JD Vance na fronteira sul dos Estados Unidos com o México em 1º de agosto em Montezuma Pass, Arizona.Anna Moneymaker/Getty Images

Trump “não é realmente um fomentador de guerra”, explicou Hollis, que é chefe de inteligência estratégica da Aperio Intelligence. “Ele parece pensar que fazer negócios é o que importa e as guerras atrapalham isso.”

Vance pode ter uma visão ainda mais dura da guerra em Gaza, disse Hollis, salientando que foi um dos poucos senadores que tentou retirar a ajuda a Gaza de um projecto de lei mais amplo de apoio ao Médio Oriente em Abril. Se assumir o cargo, Vance, que “nunca teve de pensar muito sobre Israel”, poderá “encontrar a necessidade de mais nuances” na sua visão a preto e branco da região, disse Hollis.

Essa combinação da política externa inconstante mas linha-dura de Trump com a perspectiva de Vance, que Kurtzer de Princeton caracteriza como uma visão do mundo inteiramente através do prisma das fronteiras e dos interesses da América, pode assustar potenciais aliados dos EUA.

Neste momento, é improvável que uma administração Trump-Vance reintroduza tarifas sobre o Canadá e o México, mas as lições do primeiro mandato de Trump permanecerão por muito tempo na memória dos aliados da América. “Há países de todo o mundo a dizer: ‘Meu Deus, se é assim que os EUA tratam os seus amigos, como vão tratar os outros?’”, disse Maddox, da Chatham House.
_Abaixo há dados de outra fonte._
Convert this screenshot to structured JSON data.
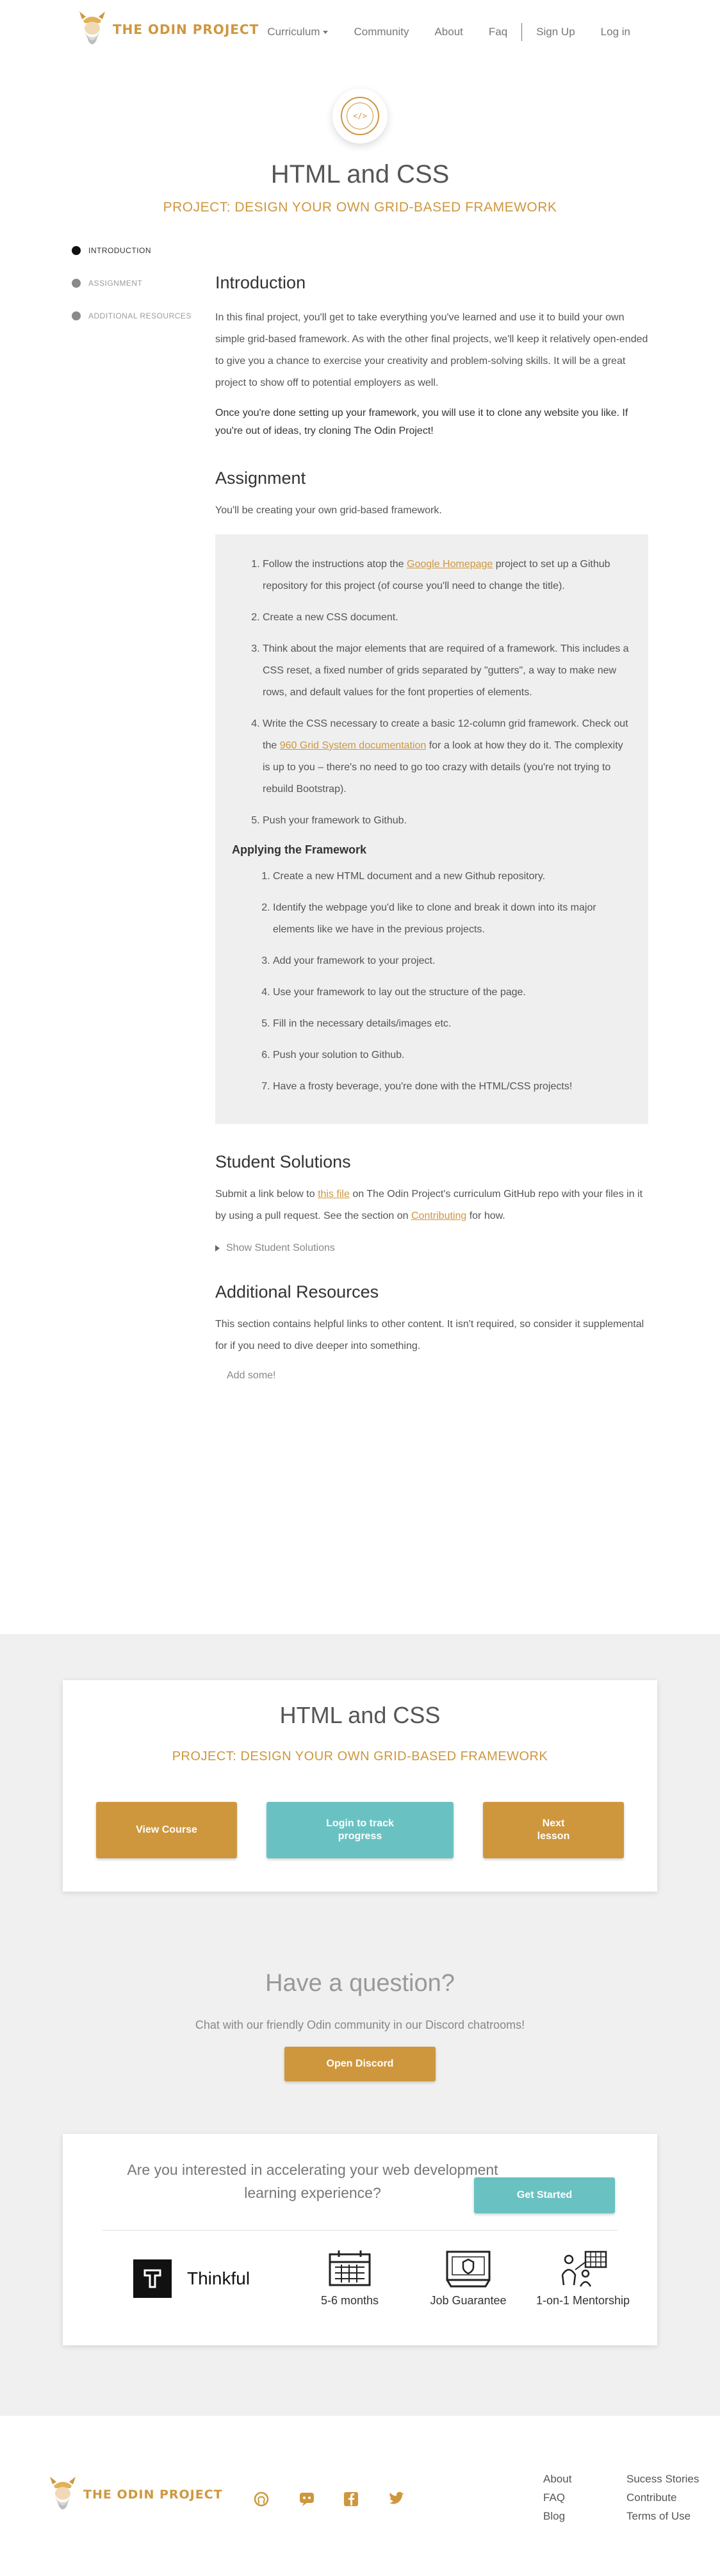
{
  "nav": {
    "brand": "THE ODIN PROJECT",
    "links": [
      "Curriculum",
      "Community",
      "About",
      "Faq",
      "Sign Up",
      "Log in"
    ]
  },
  "hero": {
    "title": "HTML and CSS",
    "subtitle": "PROJECT: DESIGN YOUR OWN GRID-BASED FRAMEWORK"
  },
  "toc": [
    "INTRODUCTION",
    "ASSIGNMENT",
    "ADDITIONAL RESOURCES"
  ],
  "intro": {
    "heading": "Introduction",
    "p1": "In this final project, you'll get to take everything you've learned and use it to build your own simple grid-based framework. As with the other final projects, we'll keep it relatively open-ended to give you a chance to exercise your creativity and problem-solving skills. It will be a great project to show off to potential employers as well.",
    "p2": "Once you're done setting up your framework, you will use it to clone any website you like. If you're out of ideas, try cloning The Odin Project!"
  },
  "assignment": {
    "heading": "Assignment",
    "lead": "You'll be creating your own grid-based framework.",
    "step1_pre": "Follow the instructions atop the ",
    "step1_link": "Google Homepage",
    "step1_post": " project to set up a Github repository for this project (of course you'll need to change the title).",
    "step2": "Create a new CSS document.",
    "step3": "Think about the major elements that are required of a framework. This includes a CSS reset, a fixed number of grids separated by \"gutters\", a way to make new rows, and default values for the font properties of elements.",
    "step4_pre": "Write the CSS necessary to create a basic 12-column grid framework. Check out the ",
    "step4_link": "960 Grid System documentation",
    "step4_post": " for a look at how they do it. The complexity is up to you – there's no need to go too crazy with details (you're not trying to rebuild Bootstrap).",
    "step5": "Push your framework to Github.",
    "applying_heading": "Applying the Framework",
    "applying": [
      "Create a new HTML document and a new Github repository.",
      "Identify the webpage you'd like to clone and break it down into its major elements like we have in the previous projects.",
      "Add your framework to your project.",
      "Use your framework to lay out the structure of the page.",
      "Fill in the necessary details/images etc.",
      "Push your solution to Github.",
      "Have a frosty beverage, you're done with the HTML/CSS projects!"
    ]
  },
  "solutions": {
    "heading": "Student Solutions",
    "p_pre": "Submit a link below to ",
    "p_link1": "this file",
    "p_mid": " on The Odin Project's curriculum GitHub repo with your files in it by using a pull request. See the section on ",
    "p_link2": "Contributing",
    "p_post": " for how.",
    "toggle": "Show Student Solutions"
  },
  "resources": {
    "heading": "Additional Resources",
    "p": "This section contains helpful links to other content. It isn't required, so consider it supplemental for if you need to dive deeper into something.",
    "add": "Add some!"
  },
  "lesson_card": {
    "title": "HTML and CSS",
    "subtitle": "PROJECT: DESIGN YOUR OWN GRID-BASED FRAMEWORK",
    "view": "View Course",
    "login": "Login to track progress",
    "next": "Next lesson"
  },
  "question": {
    "title": "Have a question?",
    "sub": "Chat with our friendly Odin community in our Discord chatrooms!",
    "button": "Open Discord"
  },
  "thinkful": {
    "ask": "Are you interested in accelerating your web development learning experience?",
    "button": "Get Started",
    "name": "Thinkful",
    "features": [
      "5-6 months",
      "Job Guarantee",
      "1-on-1 Mentorship"
    ]
  },
  "footer": {
    "brand": "THE ODIN PROJECT",
    "col1": [
      "About",
      "FAQ",
      "Blog"
    ],
    "col2": [
      "Sucess Stories",
      "Contribute",
      "Terms of Use"
    ]
  },
  "colors": {
    "accent": "#ce973e",
    "teal": "#6ac1c2"
  }
}
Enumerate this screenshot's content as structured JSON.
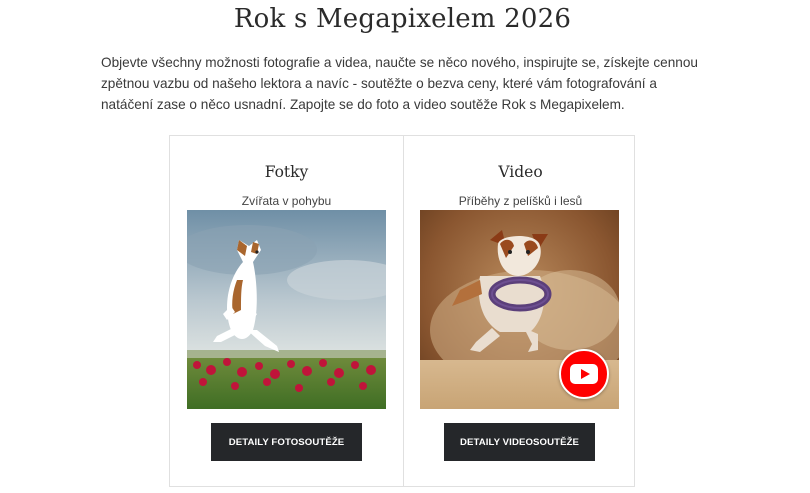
{
  "page": {
    "title": "Rok s Megapixelem 2026",
    "intro": "Objevte všechny možnosti fotografie a videa, naučte se něco nového, inspirujte se, získejte cennou zpětnou vazbu od našeho lektora a navíc - soutěžte o bezva ceny, které vám fotografování a natáčení zase o něco usnadní. Zapojte se do foto a video soutěže Rok s Megapixelem."
  },
  "cards": [
    {
      "title": "Fotky",
      "subtitle": "Zvířata v pohybu",
      "button_label": "DETAILY FOTOSOUTĚŽE",
      "image_icon": "jumping-dog-photo"
    },
    {
      "title": "Video",
      "subtitle": "Příběhy z pelíšků i lesů",
      "button_label": "DETAILY VIDEOSOUTĚŽE",
      "image_icon": "running-dog-video-thumbnail",
      "badge_icon": "youtube-play-icon"
    }
  ],
  "colors": {
    "button_bg": "#25272a",
    "button_text": "#ffffff",
    "youtube_red": "#ff0000",
    "border": "#e0e0e0"
  }
}
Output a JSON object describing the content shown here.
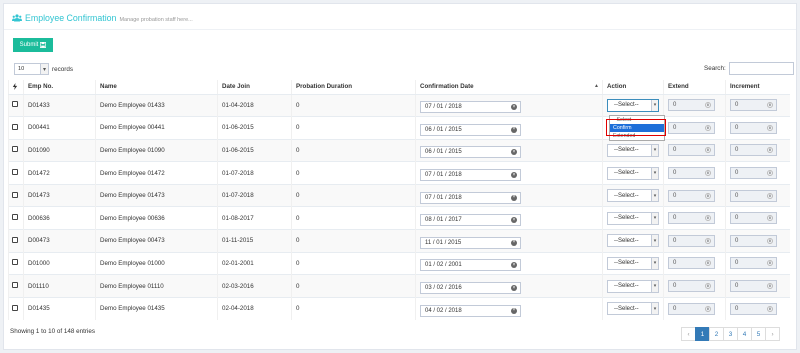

Que questões incómodas podem ter um impacto real, especialmente na Europa, Maddox acrescentou: “A Europa [may start] lidando mais com a China [and] assumindo um tom diferente em relação a Israel”, acrescentou ela.

É um cenário perturbador que pode ser desconhecido para Vance, com seu ano e meio como senador júnior do Meio-Oeste. Mas não será para Trump, que poderá tornar-se o primeiro presidente dos EUA a cumprir dois mandatos não consecutivos desde Grover Cleveland, no final do século XIX. Se o fizer, antigos diplomatas e analistas dizem que Vance – com uma visão de mundo desarticulada e linha-dura ou não – acabará por seguir a voz do seu mestre.